Cheese latke
- Alternative names: Kases Kikelech (Yiddish)
- Type: Pancake
- Course: Breakfast, dessert
- Place of origin: Israel
- Region or state: Ashkenazi Jewish cuisine
- Created by: Ancient Israelites
- Serving temperature: Warm
- Main ingredients: Cheese, eggs, flour
- Variations: Ricotta cheese, added spices

= Cheese latke =

Ashkenazi dish

Cheese latkes (קאַזעס קיכעלעך, literally "cheese cookies") are a traditional Jewish dish with ancient roots, especially significant in Ashkenazi cuisine. It is a type of latke pancake made from cheese and is often enjoyed during Hanukkah and other festive occasions. Cheese latkes are distinct from the more commonly known potato latkes, which also play a significant role in Jewish culinary traditions.

==History==

The origins of cheese latkes can be traced back to ancient Israel, where dairy products were a staple in the diet of the Israelites. Historical texts and archaeological findings suggest that cheese was a significant part of the diet in ancient Israel, often made from goat's or sheep's milk. The tradition of making dairy-based dishes, such as cheese pancakes, has been carried through centuries, evolving with time and diaspora influences.

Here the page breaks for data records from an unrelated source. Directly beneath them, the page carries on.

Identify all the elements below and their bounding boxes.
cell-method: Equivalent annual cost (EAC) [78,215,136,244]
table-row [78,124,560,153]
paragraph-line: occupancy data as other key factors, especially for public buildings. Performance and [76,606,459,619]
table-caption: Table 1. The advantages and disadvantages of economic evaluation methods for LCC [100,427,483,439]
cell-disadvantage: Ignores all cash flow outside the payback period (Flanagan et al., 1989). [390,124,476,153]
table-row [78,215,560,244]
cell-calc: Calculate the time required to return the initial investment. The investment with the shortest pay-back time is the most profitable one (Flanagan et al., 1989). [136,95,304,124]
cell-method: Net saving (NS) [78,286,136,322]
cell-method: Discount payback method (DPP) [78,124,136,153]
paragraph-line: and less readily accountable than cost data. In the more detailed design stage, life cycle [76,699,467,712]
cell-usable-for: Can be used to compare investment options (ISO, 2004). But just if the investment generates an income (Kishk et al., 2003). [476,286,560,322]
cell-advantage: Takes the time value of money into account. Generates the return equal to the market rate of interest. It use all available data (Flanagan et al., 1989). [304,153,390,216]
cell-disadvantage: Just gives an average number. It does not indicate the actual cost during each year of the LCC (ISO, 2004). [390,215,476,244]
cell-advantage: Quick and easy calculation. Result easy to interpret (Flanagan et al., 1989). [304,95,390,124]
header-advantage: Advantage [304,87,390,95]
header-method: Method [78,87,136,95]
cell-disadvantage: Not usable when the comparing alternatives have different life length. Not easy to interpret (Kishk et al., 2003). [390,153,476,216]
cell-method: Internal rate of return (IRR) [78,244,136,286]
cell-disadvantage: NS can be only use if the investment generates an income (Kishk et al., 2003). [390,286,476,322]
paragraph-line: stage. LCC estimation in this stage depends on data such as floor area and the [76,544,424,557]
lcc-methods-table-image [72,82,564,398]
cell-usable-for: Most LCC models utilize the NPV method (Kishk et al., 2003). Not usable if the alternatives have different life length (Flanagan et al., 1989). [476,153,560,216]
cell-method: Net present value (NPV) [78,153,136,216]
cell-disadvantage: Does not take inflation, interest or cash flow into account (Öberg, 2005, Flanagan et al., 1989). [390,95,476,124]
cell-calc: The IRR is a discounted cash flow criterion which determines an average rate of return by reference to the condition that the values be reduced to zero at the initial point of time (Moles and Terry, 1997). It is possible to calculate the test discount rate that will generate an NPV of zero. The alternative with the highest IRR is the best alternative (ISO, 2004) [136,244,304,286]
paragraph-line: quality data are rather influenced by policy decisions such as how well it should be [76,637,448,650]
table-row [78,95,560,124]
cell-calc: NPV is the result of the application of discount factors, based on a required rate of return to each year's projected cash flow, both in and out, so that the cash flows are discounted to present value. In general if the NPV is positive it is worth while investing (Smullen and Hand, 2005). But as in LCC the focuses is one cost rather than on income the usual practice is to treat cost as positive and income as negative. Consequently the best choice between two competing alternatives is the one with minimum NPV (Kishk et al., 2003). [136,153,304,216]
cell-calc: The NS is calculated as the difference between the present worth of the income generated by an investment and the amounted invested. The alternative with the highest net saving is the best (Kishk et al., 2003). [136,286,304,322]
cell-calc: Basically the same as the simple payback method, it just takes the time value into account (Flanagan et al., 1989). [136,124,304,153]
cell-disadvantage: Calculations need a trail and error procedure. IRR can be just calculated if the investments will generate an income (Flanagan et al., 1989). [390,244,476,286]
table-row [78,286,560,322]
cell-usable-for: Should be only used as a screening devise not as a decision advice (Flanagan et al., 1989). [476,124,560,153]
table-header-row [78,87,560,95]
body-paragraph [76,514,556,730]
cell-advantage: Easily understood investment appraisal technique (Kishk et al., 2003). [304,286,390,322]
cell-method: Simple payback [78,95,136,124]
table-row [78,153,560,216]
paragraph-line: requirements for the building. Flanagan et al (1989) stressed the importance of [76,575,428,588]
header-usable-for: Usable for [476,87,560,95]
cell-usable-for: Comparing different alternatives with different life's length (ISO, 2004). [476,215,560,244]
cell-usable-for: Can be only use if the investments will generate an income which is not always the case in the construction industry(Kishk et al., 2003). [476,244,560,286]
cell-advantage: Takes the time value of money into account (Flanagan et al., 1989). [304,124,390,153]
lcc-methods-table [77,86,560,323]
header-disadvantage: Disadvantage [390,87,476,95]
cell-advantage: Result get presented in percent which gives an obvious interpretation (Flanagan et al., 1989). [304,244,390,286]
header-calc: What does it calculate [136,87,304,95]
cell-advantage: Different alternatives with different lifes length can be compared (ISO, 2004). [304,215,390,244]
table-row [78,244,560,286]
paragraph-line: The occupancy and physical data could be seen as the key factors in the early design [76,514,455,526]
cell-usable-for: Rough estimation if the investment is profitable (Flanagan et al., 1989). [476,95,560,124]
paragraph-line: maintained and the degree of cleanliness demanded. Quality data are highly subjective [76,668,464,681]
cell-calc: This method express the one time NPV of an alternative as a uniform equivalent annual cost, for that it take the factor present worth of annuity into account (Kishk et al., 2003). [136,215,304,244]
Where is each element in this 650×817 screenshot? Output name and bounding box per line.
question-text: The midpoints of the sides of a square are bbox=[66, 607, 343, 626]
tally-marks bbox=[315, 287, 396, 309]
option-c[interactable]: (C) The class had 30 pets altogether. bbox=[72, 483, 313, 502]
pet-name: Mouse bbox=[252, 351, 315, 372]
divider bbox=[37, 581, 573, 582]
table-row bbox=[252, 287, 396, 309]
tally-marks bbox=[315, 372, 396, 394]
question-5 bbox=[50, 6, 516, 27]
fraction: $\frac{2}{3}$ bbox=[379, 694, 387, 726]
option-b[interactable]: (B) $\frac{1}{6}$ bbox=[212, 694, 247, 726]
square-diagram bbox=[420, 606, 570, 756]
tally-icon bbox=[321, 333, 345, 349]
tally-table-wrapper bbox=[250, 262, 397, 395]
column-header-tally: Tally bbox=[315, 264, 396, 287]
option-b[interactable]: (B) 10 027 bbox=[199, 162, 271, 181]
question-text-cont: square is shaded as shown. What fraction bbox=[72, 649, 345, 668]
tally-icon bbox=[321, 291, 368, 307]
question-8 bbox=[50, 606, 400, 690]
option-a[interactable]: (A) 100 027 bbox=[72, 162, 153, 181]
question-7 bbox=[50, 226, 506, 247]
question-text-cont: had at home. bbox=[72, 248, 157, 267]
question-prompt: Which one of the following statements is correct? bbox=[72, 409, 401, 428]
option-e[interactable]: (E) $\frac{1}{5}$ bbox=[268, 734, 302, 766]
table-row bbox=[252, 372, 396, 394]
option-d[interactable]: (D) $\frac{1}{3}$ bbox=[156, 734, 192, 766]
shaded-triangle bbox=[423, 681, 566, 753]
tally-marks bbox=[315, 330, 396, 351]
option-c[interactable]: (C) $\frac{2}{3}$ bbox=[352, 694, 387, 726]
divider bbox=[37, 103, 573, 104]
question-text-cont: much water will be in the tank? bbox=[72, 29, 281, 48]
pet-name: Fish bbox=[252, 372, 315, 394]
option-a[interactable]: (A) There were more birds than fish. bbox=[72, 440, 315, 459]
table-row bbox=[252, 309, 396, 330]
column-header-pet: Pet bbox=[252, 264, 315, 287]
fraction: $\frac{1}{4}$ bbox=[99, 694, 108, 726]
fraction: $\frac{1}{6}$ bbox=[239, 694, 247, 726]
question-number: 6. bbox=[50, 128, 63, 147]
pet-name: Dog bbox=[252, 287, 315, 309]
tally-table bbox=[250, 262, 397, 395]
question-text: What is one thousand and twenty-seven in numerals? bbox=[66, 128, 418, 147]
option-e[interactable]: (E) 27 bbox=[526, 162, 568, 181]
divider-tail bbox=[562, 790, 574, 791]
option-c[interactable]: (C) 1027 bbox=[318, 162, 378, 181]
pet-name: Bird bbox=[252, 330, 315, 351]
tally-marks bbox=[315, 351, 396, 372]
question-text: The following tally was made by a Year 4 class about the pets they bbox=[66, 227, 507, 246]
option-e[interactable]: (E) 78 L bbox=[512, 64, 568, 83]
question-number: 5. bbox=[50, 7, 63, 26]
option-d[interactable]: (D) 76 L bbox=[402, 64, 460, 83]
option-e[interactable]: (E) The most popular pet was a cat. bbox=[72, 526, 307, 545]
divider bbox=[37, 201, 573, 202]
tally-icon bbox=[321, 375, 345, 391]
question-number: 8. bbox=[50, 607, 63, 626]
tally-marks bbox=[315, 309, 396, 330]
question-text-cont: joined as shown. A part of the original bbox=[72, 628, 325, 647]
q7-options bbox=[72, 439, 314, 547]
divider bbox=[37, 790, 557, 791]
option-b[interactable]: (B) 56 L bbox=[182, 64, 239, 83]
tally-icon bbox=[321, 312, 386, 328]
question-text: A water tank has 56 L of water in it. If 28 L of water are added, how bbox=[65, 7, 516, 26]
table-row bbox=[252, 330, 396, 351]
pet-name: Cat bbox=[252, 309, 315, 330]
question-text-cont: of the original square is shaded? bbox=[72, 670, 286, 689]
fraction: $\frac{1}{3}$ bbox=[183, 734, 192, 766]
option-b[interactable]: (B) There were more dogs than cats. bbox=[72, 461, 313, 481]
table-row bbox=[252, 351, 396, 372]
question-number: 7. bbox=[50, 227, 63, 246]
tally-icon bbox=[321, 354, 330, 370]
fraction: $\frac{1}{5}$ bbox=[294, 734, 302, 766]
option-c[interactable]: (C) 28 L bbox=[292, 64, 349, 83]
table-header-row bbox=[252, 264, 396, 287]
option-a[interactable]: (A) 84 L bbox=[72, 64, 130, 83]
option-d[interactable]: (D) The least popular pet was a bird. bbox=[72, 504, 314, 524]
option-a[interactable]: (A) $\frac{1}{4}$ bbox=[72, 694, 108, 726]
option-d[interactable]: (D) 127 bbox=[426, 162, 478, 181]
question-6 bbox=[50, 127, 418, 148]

In ancient times, dairy foods were associated with the holiday of Shavuot, which celebrates the giving of the Torah at Mount Sinai. The consumption of dairy during this period is thought to be linked to the Israelites' temporary inability to adhere to kosher meat preparation laws immediately after receiving the Torah. Thus, dairy dishes, including early forms of cheese latkes, became customary.

==Ingredients==

The basic ingredients for cheese latkes typically include:

- Farmer cheese or cottage cheese
- Eggs
- Flour or matzo meal
- Sugar
- Salt
- Vanilla extract (optional)

Additional ingredients such as lemon zest or raisins can be added for extra flavor.

==Preparation==

To prepare cheese latkes, the cheese is mixed with eggs, flour (or matzo meal), sugar, and salt to form a batter. Small portions of the batter are then spooned into a hot, oiled skillet and fried until golden brown on both sides. They can be served warm, often topped with sour cream, applesauce, or a sprinkle of powdered sugar.

==Variations==

There are several variations of cheese latkes, influenced by regional preferences and family traditions. Some recipes use ricotta cheese for a lighter texture, while others might incorporate spices like cinnamon or nutmeg. In some households, cheese latkes are sweetened more heavily and served as a dessert.
==Cultural significance==

Cheese latkes hold a special place in Jewish culinary tradition, especially during Hanukkah. They embody the themes of the holiday, celebrating the miracle of the oil and the resilience of the Jewish people. The tradition of eating cheese latkes during Hanukkah may also be linked to the story of Judith, who is said to have fed cheese to the Assyrian general Holofernes, making him thirsty for wine, which led to his downfall and the Jewish victory.